On August 10,1792 around 10 AM, a mob of perhaps 30,000 people advanced toward the Tuileries Palace to capture Louis XVI. Louis had been given information that told him that an angry mob was headed for the palace. He decided to move himself and his family to the Legislative Assembly building for he had been told they could not defend him in the palace.

        Before the King fled with his 300 volunteers of the order of the Chevaliers de St. Louis,who were to protect him, he had left no orders for the Swiss Guard who defended the Tuileries. The guards saw the crowd coming and counted upon an order from Louis to surrender the palace as he had in an earlier attack, but the order never came. When the mob approached the palace, the guards scampered to the top walls to try and fight off the swarm with single-shot muskets. After firing a few rounds into the crowd and seeing what little damage they did, they surrendered the palace to save their lives. The mob searched the palace with blood in their eyes, and only 300 of the 900 Swiss Guards were left alive. But the people found no King. The soldiers' corpses laid mutilated. All servants, cooks, kitchen boys, door attendants, maids, women and children, and all people involved with the King were slaughtered. The people began throwing the dead bodies into piles. One eye witness reported seeing "some very young boys playing with human heads."1

        By January of 1792, before the storming of the Palace, all sections of Paris, forty-eight of them, had built up a strong leadership; they could call an army up to fight at any given moment. These sections, also known as wards, could join together with the Cordelier's Club and give the people an organized plan of action in case of an emergency. In April of 1792 King Louis met with the Legislative Assembly about going to war with Austria and Prussia. Austria and Prussia had joined forces and decided to stop the revolution in France by taking it over and destroying its backers.They didn't want their subjects to get the idea of revolting. So the Legislative Assembly and King Louis decided to fight back against Prussia and Austria.

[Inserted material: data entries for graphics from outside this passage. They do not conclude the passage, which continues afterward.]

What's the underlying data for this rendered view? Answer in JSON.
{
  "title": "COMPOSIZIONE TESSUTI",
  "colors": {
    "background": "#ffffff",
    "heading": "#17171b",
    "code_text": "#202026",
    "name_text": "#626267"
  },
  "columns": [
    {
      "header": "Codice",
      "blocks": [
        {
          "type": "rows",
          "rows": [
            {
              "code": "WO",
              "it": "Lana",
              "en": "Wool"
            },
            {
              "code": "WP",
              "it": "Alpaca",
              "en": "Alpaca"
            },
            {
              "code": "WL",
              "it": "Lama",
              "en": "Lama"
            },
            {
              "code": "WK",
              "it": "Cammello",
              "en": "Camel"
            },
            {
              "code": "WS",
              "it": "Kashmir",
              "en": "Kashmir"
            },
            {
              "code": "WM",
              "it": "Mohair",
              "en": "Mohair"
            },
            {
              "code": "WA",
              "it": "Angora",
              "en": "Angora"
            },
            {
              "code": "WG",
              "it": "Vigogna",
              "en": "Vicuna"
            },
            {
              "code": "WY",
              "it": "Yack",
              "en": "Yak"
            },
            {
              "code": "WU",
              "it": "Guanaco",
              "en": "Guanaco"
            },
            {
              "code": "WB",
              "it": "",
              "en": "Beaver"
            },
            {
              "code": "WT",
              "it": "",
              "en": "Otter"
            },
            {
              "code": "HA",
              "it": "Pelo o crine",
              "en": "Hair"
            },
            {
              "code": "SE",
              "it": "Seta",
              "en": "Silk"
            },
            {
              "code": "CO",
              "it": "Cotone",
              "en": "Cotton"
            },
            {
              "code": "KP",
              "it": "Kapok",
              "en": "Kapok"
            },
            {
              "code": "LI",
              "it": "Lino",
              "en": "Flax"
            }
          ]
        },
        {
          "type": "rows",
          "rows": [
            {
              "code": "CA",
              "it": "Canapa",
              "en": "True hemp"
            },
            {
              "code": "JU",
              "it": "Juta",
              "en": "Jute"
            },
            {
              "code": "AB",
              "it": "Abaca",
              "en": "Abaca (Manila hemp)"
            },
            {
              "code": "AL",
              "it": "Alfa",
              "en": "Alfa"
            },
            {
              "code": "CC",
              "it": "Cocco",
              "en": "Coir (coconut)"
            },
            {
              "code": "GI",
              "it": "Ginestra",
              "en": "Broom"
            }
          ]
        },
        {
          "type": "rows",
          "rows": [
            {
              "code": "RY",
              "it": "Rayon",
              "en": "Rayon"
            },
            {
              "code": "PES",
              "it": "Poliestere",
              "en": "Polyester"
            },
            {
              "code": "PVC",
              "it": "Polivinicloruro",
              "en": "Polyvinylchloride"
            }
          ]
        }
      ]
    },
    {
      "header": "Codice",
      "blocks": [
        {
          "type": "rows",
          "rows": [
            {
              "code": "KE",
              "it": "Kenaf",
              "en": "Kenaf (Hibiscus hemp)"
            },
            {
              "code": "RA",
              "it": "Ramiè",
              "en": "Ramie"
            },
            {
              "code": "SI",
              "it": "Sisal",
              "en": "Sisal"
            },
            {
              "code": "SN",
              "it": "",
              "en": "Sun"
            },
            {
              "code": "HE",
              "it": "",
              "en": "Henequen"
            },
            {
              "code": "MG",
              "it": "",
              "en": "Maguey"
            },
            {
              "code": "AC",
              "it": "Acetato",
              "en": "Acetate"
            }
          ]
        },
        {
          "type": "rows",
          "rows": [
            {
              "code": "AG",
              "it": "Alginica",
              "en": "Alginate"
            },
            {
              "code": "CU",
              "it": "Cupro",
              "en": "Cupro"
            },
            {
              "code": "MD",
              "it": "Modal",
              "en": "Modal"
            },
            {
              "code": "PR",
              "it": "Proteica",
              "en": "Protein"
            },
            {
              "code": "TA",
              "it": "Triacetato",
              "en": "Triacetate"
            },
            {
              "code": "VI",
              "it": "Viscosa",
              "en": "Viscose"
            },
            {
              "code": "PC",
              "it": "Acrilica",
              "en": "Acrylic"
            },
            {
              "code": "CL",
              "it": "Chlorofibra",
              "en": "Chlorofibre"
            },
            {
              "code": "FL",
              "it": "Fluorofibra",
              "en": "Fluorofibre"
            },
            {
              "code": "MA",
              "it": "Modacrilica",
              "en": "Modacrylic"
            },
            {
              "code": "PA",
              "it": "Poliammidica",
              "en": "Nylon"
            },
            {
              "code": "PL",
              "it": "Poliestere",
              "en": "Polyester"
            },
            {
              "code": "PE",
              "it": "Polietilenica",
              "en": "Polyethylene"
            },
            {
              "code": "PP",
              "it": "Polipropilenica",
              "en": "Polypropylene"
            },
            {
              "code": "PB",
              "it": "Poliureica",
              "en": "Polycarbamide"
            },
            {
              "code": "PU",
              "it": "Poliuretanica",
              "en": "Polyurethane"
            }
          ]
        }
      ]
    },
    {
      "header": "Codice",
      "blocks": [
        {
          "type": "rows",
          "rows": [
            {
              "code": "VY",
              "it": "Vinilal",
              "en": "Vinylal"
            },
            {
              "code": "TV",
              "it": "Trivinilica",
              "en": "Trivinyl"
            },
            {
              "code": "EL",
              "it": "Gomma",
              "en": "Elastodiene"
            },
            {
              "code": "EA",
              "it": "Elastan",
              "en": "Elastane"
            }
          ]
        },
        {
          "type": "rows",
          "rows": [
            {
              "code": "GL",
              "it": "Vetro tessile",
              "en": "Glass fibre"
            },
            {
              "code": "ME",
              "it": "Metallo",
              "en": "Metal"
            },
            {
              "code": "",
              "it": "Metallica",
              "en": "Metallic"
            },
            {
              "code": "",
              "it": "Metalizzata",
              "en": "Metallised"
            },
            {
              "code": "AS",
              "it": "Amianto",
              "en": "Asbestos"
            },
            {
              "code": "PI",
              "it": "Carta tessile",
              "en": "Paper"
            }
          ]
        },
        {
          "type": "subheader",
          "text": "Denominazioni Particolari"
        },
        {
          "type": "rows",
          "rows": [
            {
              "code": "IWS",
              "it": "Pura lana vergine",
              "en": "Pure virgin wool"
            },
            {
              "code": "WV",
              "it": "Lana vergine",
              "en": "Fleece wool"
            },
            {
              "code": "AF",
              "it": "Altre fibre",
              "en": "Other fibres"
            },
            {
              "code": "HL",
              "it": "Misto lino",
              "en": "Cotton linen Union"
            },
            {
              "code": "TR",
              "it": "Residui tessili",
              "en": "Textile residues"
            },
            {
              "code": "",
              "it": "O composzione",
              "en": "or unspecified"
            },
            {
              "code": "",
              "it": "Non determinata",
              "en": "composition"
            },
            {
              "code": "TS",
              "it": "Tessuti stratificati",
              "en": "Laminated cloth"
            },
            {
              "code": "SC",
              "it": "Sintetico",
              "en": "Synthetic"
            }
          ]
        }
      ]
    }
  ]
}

        On June 20, 1792, also the third anniversary of the Tennis Court Oath, a group of 15000 people made their way toward the Tuileries Palace. This was the first attack on the Tuileries Palace. They first marched to the Legislative Assembly and then marched to the palace. A small group of the crowd was able to push passed the Swiss Guards and enter the palace. King Louis met them for he had been warned they were coming, and he offered the small crowd wine and began conversing with them in hopes of calming them down. Luckily the crowd finally left without harming anyone in the palace.

        By late July the people of Paris began to panic because Austrian and Prussian troops were moving toward the city. By this time France had a reduced supply of experienced military officers, for most of them were noblemen who had emigrated or been demoted from any kind of political or military status during the Revolution. In their panic the people began to believe that Louis had communicated with the enemy and thereby committed treason. In the summer of 1791 Louis had tried to flee the country, and that action made people believe Louis had committed treason. So the leaders of the Paris Commune met on August 9 and decided to attack the palace on the next day. The word spread overnight to the 30000 people that attacked on August 10, 1792.

        Once the brutality was over, the people hoped the King had been found so they could have their way with him. When Louis fled to the Legislative Assembly, he was hoping the Assembly would protect him, but the people found him and convinced the Assembly to release him. His arrest along with the arrest of his family set the stage for the end of monarchy in France and the trial of Louis himself.



1 Richard E. Sulivan, Dennis Sherman, and John B. Harrison, A Short History of Western Civilization, 7th edition (New York: Mcgraw-Hill, Inc., 1994), 473.